With a lot of query routing it can be wasteful but not detrimental if a query is sent to the wrong knowledge base. Take for instance a music lyrics knowledge base and a film scripts database. If you wanted to get quotes from 'Lady Gaga' you would want to search both. Your search could be very similar for both of them. However if you had one knowledge base containing your corporate US documents and another containing your UK documents, a search about holiday entitlement should normally be directed to only the correct knowledge base (note queries that specifically asked to compare US and UK holiday entitlement would be an exception). Adding routing can be easily combined with a search improvement step.
Using my prompt above you can add a classification step to split queries between multiple knowledge bases and add a knowledge base name to the output JSON
Quality control
Once you have a result returned from the inference step, you can use additional inference step(s) to evaluate the output. This can be useful to ensure references were used, the user request was adequately fulfilled and no hallucinations were generated.
You can add several quality checks to an analysis of your inference output. This can help avoid output that does not meet your business needs. It is then possible to either re-run the inference with different parameters (like temperature or prompt content). It is also possible to run multiple inference steps and select the best results. If none of the results meet your quality requirements then you can advise the user that you were unable to answer teh question.

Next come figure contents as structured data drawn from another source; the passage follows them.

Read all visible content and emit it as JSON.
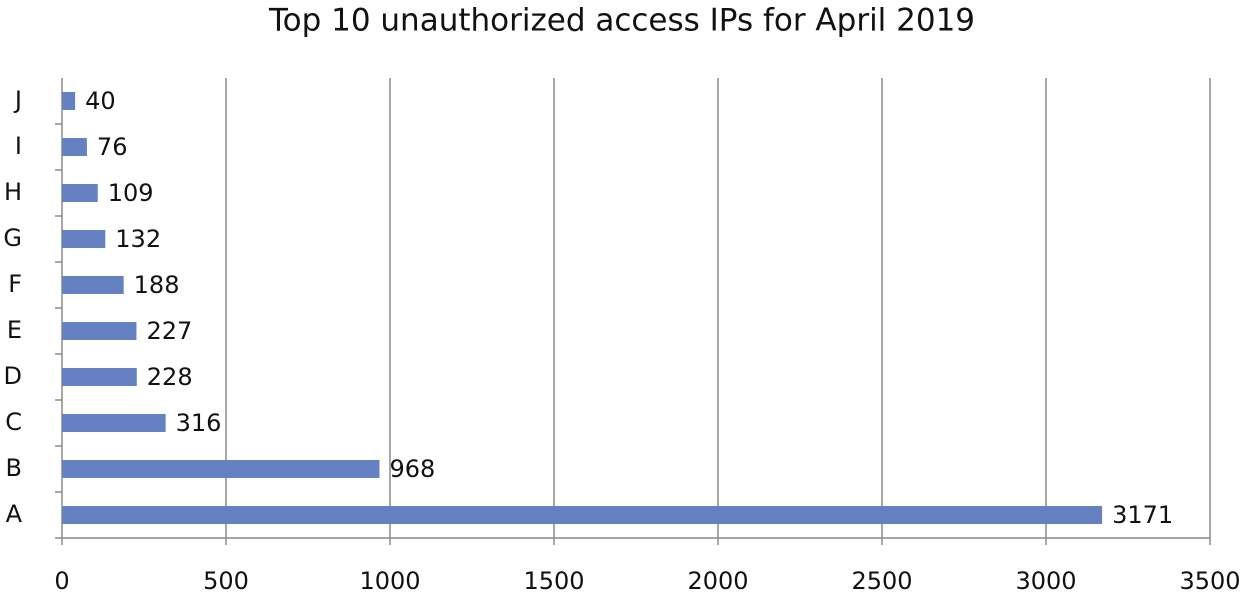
{
  "chart_data": {
    "type": "hbar",
    "title": "Top 10 unauthorized access IPs for April 2019",
    "categories": [
      "A",
      "B",
      "C",
      "D",
      "E",
      "F",
      "G",
      "H",
      "I",
      "J"
    ],
    "values": [
      3171,
      968,
      316,
      228,
      227,
      188,
      132,
      109,
      76,
      40
    ],
    "color": "#6581c2",
    "xlim": [
      0,
      3500
    ],
    "xticks": [
      0,
      500,
      1000,
      1500,
      2000,
      2500,
      3000,
      3500
    ],
    "grid": true
  }
}
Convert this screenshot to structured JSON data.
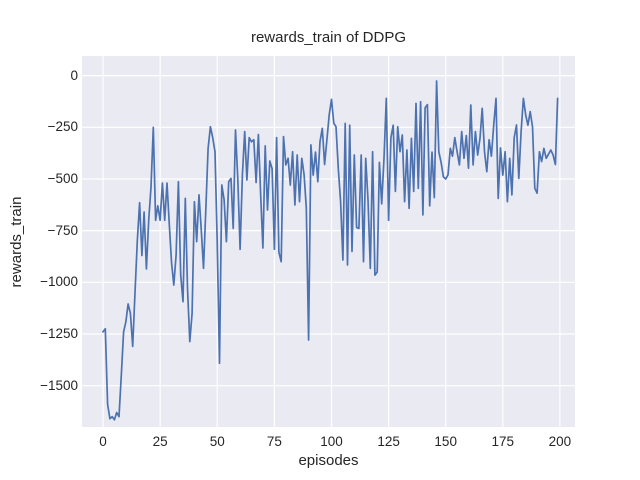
{
  "chart_data": {
    "type": "line",
    "title": "rewards_train of DDPG",
    "xlabel": "episodes",
    "ylabel": "rewards_train",
    "x_ticks": [
      0,
      25,
      50,
      75,
      100,
      125,
      150,
      175,
      200
    ],
    "y_ticks": [
      0,
      -250,
      -500,
      -750,
      -1000,
      -1250,
      -1500
    ],
    "xlim": [
      -9.2,
      206.6
    ],
    "ylim": [
      -1700,
      95
    ],
    "grid": true,
    "legend": null,
    "colors": {
      "line": "#4C72B0",
      "plot_background": "#EAEAF2",
      "grid": "#ffffff",
      "text": "#262626",
      "figure_background": "#ffffff"
    },
    "series": [
      {
        "name": "rewards_train",
        "x_start": 0,
        "x_step": 1,
        "values": [
          -1240,
          -1225,
          -1590,
          -1660,
          -1650,
          -1665,
          -1630,
          -1650,
          -1450,
          -1240,
          -1190,
          -1105,
          -1150,
          -1310,
          -1050,
          -800,
          -615,
          -870,
          -660,
          -935,
          -700,
          -540,
          -250,
          -700,
          -630,
          -700,
          -520,
          -700,
          -520,
          -720,
          -908,
          -1013,
          -868,
          -513,
          -965,
          -1094,
          -594,
          -1029,
          -1287,
          -1150,
          -610,
          -803,
          -577,
          -750,
          -932,
          -650,
          -352,
          -247,
          -300,
          -368,
          -800,
          -1392,
          -529,
          -600,
          -803,
          -513,
          -497,
          -739,
          -263,
          -500,
          -840,
          -480,
          -271,
          -505,
          -300,
          -320,
          -310,
          -517,
          -285,
          -570,
          -834,
          -340,
          -650,
          -413,
          -450,
          -840,
          -300,
          -855,
          -900,
          -295,
          -432,
          -400,
          -529,
          -368,
          -626,
          -384,
          -610,
          -400,
          -480,
          -640,
          -1279,
          -335,
          -481,
          -370,
          -513,
          -319,
          -255,
          -430,
          -310,
          -190,
          -115,
          -230,
          -247,
          -450,
          -610,
          -892,
          -231,
          -916,
          -240,
          -851,
          -384,
          -735,
          -739,
          -384,
          -900,
          -400,
          -600,
          -932,
          -368,
          -965,
          -950,
          -420,
          -620,
          -400,
          -110,
          -700,
          -300,
          -240,
          -560,
          -247,
          -368,
          -287,
          -610,
          -360,
          -642,
          -303,
          -560,
          -134,
          -545,
          -126,
          -674,
          -155,
          -140,
          -630,
          -370,
          -590,
          -26,
          -368,
          -420,
          -490,
          -500,
          -480,
          -352,
          -390,
          -300,
          -368,
          -432,
          -271,
          -400,
          -290,
          -448,
          -142,
          -432,
          -271,
          -384,
          -303,
          -158,
          -368,
          -465,
          -310,
          -390,
          -240,
          -110,
          -594,
          -350,
          -481,
          -368,
          -610,
          -400,
          -577,
          -300,
          -239,
          -497,
          -271,
          -110,
          -190,
          -240,
          -174,
          -247,
          -545,
          -569,
          -368,
          -416,
          -352,
          -400,
          -380,
          -360,
          -384,
          -430,
          -110
        ]
      }
    ]
  }
}
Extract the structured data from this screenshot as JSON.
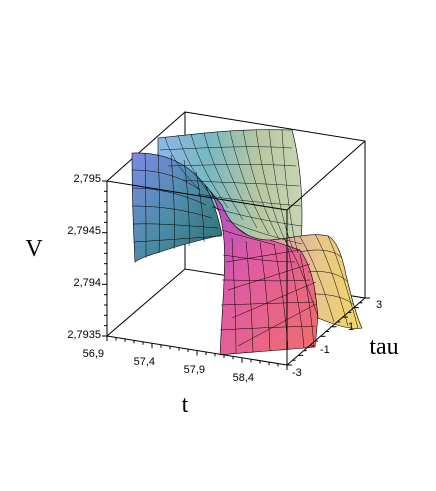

Here is a possible quality control prompt:
ANSWER_EVALUATION_PROMPT = {
'system_message': """
You are an analytical AI assistant able to make quality checks
on 'response' and 'user_query'""",
'user_instructions': f"""
Your tasks are to make the following quality checks on 'response'
and 'user_query'. Write your answer to each check as evidence in your output.
Let's do it step by step.
Check 1: Credibility
Does each point in the response have evidence to justify the point?
Evidence should include the sources listed in the source_material.
Check 2: Meets requirements
Does the response fulfill the requirements outlined in 'user_query'?
Check 3: Detail balance
Make an assessment on how generic the user_query is and judge
whether the response is equally as generic or detailed.
Using all the information from the checks,
give a score reflecting how well the response meets all these checks
on an integer scale between 0 and 100.
Please penalise the score if any of the checks show areas of improvement.
Please penalise the score if the response states any missing information.
<response>
{generated_response}
</response>
<user_query>
{user_query}
</user_query>
<source_material>
{source_material}
</source_material>
Analyse each sentence before writing
"""
}
Guardrails
Bedrock guard rails are great but they sometimes need to be applied intelligently. If you have a multi-step process you may not want to apply guard rails at each intermediate step. You may also want to abort future steps if you hit a guard rail.
If you are using a LLM to improve the search query as an initial step this is an important step to apply input guard rails. If they generate a hit, then you can feed back to the user at this point. It is important to detect a guard rail hit wherever they are used so you can take appropriate action.
It is important to include guard rails (especially in anything that is open to the public and not just an internal tool). By breaking up the steps and tailoring the guard rails it is possible to give the user a much better response.
Conclusion
Bedrock Knowledge Bases is a great product for building a RAG solution. There are a few features I wish it had, but is great how quickly you can get started and build a product.
Once you understand the process then it is easy to build your own products on top of Bedrock Knowledge Bases and come up with some really powerful GenAI applications.
I am still building products with Amazon Bedrock and will amend this article based on my experience.